Gonzalo, por supuesto, sintió curiosidad.
Siguió al estilista para ver las pelucas.
Cecilia aprovechó para mirar a Adriana: —Señorita Medina, qué casualidad, nos volvemos a encontrar tan pronto.
Adriana se tensó. No se imaginaba que Gonzalo y Cecilia tuvieran ese tipo de relación.
Eso significaba que él también era el tío político de Enzo.
Si ella de verdad se enredaba con Gonzalo, ¿Enzo se metería de metiche?
Cecilia le leyó la mente y sonrió ligeramente: —No te preocupes, aunque Enzo sepa que conoces a mi tío, no se va a meter.
—Al fin y al cabo, a mi tía no le importa.
Adriana sintió que la cara le ardía de vergüenza: —Gonzalo y yo solo somos amigos, no hay nada más. Espero que no te hagas ideas equivocadas.
Cecilia se encogió de hombros: —Hace rato, cuando estaba comiendo en el restaurante, vi a una muchacha igualita a ti. Enzo estaba comiendo con ella. Pensé que eras tú, pero era tu hermana, Fabiana.
¿Qué?
Adriana cambió de expresión. ¿Fabiana había vuelto a Viento Claro?
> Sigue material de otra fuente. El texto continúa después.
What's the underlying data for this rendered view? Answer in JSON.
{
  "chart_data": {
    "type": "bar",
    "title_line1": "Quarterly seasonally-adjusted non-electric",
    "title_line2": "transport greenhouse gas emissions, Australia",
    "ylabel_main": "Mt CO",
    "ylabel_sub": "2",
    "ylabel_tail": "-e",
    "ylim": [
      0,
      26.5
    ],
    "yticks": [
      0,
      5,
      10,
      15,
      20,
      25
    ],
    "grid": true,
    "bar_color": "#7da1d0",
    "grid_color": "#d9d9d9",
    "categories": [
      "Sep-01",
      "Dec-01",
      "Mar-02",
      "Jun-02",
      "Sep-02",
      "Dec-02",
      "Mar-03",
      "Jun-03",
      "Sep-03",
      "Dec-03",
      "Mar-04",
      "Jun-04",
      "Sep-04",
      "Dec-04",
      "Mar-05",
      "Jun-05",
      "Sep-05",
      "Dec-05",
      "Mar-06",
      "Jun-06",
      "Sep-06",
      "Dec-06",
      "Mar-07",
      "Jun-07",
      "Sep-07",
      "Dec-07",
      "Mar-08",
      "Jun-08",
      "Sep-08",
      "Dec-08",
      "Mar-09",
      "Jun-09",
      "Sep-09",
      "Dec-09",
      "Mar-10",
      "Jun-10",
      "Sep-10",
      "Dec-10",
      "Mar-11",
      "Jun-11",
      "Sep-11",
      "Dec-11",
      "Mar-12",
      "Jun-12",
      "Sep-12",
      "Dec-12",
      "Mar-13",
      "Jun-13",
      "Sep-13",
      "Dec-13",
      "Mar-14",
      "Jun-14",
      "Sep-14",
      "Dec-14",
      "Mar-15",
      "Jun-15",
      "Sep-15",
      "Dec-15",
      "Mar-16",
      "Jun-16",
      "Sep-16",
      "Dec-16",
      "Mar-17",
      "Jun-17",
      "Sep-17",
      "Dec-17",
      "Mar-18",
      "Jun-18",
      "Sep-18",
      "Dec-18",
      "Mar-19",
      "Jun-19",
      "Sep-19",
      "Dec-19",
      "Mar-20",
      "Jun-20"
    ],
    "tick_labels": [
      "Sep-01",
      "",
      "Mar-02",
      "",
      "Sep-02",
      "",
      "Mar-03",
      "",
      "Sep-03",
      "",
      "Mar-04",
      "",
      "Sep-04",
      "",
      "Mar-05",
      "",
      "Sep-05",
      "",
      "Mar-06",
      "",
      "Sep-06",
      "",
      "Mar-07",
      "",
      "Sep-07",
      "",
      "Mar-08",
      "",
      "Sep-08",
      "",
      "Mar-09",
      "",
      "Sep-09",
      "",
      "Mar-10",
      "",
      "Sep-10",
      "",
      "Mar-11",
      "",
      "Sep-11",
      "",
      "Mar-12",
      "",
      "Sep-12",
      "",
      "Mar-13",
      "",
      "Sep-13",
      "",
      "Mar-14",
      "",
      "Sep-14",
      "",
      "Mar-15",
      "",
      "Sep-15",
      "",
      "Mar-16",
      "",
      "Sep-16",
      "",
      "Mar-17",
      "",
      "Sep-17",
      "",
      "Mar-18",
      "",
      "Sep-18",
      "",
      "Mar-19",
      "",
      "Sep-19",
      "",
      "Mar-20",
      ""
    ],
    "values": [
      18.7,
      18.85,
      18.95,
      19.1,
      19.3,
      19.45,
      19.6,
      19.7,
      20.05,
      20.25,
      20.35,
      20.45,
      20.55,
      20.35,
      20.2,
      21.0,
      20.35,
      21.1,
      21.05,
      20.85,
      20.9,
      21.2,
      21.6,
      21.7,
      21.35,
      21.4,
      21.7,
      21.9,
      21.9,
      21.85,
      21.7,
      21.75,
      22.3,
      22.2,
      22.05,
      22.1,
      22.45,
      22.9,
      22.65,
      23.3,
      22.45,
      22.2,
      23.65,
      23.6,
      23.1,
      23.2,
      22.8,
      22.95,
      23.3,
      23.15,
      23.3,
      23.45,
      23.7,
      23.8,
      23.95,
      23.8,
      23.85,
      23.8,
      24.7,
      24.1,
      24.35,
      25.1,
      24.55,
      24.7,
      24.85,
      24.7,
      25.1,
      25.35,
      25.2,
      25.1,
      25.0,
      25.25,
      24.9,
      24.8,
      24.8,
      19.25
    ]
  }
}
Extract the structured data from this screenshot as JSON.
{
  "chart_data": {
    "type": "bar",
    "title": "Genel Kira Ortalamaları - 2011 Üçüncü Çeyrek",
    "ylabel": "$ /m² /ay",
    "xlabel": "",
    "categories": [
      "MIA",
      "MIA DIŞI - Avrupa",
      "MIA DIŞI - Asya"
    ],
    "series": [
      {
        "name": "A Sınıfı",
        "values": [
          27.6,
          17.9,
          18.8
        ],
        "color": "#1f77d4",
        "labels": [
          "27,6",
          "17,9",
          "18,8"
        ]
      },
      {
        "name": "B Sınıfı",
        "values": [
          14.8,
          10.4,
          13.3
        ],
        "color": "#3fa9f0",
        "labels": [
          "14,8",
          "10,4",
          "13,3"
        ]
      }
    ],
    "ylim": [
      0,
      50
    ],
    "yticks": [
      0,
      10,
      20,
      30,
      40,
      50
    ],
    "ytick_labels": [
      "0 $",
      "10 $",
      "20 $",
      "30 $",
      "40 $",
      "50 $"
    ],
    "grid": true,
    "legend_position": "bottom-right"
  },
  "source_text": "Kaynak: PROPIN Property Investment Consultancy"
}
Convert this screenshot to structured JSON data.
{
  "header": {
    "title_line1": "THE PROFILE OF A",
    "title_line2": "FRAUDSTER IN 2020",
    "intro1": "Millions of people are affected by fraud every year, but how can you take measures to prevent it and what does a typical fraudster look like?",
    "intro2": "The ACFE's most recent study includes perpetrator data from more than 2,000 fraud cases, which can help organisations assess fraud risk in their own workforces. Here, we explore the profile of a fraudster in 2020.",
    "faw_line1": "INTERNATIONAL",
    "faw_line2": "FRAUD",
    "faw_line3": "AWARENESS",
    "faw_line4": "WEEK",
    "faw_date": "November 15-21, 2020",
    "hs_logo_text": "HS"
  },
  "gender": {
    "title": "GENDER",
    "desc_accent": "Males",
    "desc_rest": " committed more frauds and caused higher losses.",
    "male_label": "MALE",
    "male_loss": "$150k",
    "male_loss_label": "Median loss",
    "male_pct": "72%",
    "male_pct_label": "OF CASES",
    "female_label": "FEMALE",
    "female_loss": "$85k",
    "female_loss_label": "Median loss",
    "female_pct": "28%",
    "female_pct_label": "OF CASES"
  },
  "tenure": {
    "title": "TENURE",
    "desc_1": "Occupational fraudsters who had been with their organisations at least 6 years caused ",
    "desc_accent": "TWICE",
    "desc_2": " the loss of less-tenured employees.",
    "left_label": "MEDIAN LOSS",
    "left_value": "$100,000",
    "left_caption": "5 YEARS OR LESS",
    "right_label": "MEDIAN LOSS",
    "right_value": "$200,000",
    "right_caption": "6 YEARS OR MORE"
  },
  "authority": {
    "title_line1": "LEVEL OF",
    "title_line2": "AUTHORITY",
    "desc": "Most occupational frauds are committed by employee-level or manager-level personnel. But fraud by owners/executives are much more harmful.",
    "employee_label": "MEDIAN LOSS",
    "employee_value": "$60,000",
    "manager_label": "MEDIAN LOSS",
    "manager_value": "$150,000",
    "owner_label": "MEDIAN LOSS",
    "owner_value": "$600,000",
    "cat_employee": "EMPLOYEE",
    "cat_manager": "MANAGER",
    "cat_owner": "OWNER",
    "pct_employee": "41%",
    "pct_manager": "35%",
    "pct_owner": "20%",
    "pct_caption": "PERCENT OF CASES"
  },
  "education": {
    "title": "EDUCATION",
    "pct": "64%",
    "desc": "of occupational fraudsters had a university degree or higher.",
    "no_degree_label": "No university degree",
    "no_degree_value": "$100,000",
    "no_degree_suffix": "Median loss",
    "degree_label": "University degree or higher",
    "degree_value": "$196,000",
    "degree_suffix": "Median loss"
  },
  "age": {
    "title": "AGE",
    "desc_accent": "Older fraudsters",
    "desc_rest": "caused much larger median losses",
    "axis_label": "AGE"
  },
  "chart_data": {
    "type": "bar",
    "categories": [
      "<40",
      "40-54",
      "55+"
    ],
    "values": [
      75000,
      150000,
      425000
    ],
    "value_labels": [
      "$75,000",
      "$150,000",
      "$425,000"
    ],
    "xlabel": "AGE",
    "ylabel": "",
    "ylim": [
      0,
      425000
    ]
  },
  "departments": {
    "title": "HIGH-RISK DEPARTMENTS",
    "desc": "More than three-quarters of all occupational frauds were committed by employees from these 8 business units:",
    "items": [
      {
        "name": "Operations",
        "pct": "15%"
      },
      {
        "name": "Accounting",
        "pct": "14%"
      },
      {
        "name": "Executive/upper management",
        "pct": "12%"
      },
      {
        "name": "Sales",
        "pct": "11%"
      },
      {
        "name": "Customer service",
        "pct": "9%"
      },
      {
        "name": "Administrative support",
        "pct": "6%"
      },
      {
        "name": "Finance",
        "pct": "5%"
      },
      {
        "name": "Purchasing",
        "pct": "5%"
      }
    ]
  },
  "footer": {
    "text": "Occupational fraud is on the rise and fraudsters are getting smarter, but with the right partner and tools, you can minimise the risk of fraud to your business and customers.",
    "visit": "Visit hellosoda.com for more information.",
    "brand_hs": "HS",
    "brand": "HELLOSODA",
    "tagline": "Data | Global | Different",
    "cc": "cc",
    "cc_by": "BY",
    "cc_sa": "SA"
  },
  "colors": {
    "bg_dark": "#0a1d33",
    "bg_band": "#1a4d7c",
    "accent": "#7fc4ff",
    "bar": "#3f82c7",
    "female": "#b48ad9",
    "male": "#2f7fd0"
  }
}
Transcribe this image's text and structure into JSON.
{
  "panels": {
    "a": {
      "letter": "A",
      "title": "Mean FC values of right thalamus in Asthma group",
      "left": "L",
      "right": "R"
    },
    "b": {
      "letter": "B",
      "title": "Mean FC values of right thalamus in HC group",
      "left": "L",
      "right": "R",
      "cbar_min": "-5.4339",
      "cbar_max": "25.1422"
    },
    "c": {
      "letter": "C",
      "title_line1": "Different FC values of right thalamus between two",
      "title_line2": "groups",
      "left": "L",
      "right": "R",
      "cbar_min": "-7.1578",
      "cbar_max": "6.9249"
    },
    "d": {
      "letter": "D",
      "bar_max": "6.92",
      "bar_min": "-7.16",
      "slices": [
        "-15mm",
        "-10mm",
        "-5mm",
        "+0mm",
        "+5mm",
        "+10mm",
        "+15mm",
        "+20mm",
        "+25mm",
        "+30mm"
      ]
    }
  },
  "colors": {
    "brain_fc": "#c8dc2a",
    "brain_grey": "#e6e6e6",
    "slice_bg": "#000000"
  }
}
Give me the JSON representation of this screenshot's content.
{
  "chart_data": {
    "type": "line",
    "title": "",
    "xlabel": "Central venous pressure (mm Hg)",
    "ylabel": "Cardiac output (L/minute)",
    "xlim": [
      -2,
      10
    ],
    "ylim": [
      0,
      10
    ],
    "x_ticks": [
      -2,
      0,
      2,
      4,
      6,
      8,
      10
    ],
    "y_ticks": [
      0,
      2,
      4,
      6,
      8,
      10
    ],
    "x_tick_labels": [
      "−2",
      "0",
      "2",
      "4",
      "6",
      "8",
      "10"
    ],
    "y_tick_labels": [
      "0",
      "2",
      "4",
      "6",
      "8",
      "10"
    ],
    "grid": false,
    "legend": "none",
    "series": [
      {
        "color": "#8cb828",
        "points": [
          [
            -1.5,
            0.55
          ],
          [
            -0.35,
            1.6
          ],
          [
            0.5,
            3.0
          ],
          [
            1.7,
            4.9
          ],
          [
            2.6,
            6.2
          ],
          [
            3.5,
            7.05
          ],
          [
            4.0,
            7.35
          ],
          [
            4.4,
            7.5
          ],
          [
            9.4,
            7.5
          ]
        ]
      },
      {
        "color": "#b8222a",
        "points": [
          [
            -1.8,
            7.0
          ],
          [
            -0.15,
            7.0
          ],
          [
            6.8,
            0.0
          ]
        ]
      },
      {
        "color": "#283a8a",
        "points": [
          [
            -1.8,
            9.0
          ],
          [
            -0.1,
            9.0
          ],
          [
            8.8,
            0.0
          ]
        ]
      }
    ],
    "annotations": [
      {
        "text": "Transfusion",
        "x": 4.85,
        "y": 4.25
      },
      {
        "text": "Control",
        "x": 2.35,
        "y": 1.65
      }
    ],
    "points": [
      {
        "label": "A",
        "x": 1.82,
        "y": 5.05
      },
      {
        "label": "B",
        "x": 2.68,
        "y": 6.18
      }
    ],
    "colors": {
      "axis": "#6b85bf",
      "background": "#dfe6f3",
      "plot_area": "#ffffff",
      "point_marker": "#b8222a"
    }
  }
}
¡Y hasta se había visto con Enzo!
¿Acaso esos dos habían seguido en contacto todos estos años?
—Entonces a lo mejor viste a mi hermana, Fabiana —dijo Adriana—. Ella y Enzo son amigos. De hecho, hasta fueron novios.
Adriana pensaba que una familia tan poderosa como los Ortega jamás dejaría entrar a alguien como su hermana.
Una familia de clase media como los Medina no era nada frente a los Ortega.
Bastaba con que Cecilia fuera con el chisme para que los papás de Enzo se enteraran y, por supuesto, impidieran que estuvieran juntos.
Adriana quería usar a Cecilia para hacer el trabajo sucio.
Pero Cecilia le sacó la vuelta a sus malas intenciones de inmediato.
—¿De verdad? Con razón Enzo la invitó a comer —dijo Cecilia con cara de inocencia, como si no le importara en absoluto la relación de esos dos.